12. PHOTOGRAPHY: Sony A9 Camera Sensor
There's no doubt the Sony A9 mirrorless camera is a magnificent photography tool. And most of that boils down to the full-frame 24.2-megapixel stacked CMOS sensor design it has inside. PCMag's camera analyst, Jim Fisher, says it lets the camera do things that others just can't: The burst mode, the full view of action while shooting, and the silent operation - they're all unique to the A9 because of the sensor.
It's not the biggest sensor out there (Sony also has one that's 42MP), but this one has the speed and performance photographers will really crave, letting them push images to an ISO of 204,800. Nothing else has a sensor that shoots this quickly. But if more adopt it, it bodes well for the future of photography.
13. MACHINE LEARNING: Google AlphaZero
In the years since Google (now Alphabet) acquired DeepMind Technologies Unlimited, the neural network company has created AI that plays the hardest games with the same skill as a human.
AlphaGo beat a few human Go champions, and now the follow-up, AlphaGo Zero (aka AlphaZero) has won at Go, chess, and Japanese chess (shogi) - without any programming. It used reinforcement learning by playing the game by itself, and figured out how to improve. Most notably: AlphaZero learned everything it needed to beat its opponent in only a few hours.
One of those digital opponents it beat: AlphaGo. (It also beat 18-time Go champion of the world Lee Sedol over the course of 100 matches). Imagine that learning process put to work on more than just pawns and you can see the implications.
14. WIRELESS: 5G NR
It's officially here! 5G NR (for New Radio) has its first official specification from the 3GPP, the consortium that binds all the organizations that want a hand in the (hopefully fully interoperable) wireless future. This is the first step to the launch of 5G networks.

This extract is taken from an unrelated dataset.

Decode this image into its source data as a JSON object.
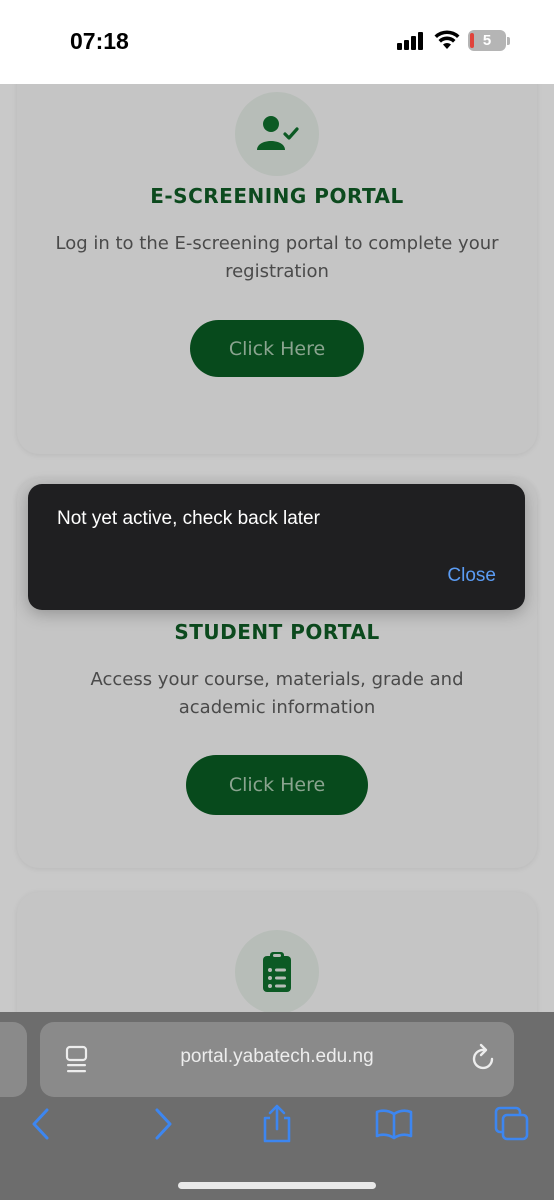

5G isn't necessarily aimed at mobile phone users - it will play a big part in the continued explosion of the Internet of Things (IoT), for example, and won't be defined by one single technology or one single stretch of spectrum. That's what makes it so important for the coming decade. Still, that doesn't mean it won't hit some phones early on for testing; a few are already out in the wild.
15. ENERGY: Hot Solar Cells
Image: MIT News
You know what's super inefficient? Solar collection. Traditional, single-layer photovoltaic panels for taking in the energy of the sun have been traditionally limited by what's called the Shockley-Queisser Limit - which is about 32 percent. But researchers at MIT think that converting the solar to heat before it turns to electricity, using thermophotovoltaics, will crack through that limit. It would require adding extra layers to a cell that could handle it, but the theoretical limit could potentially double.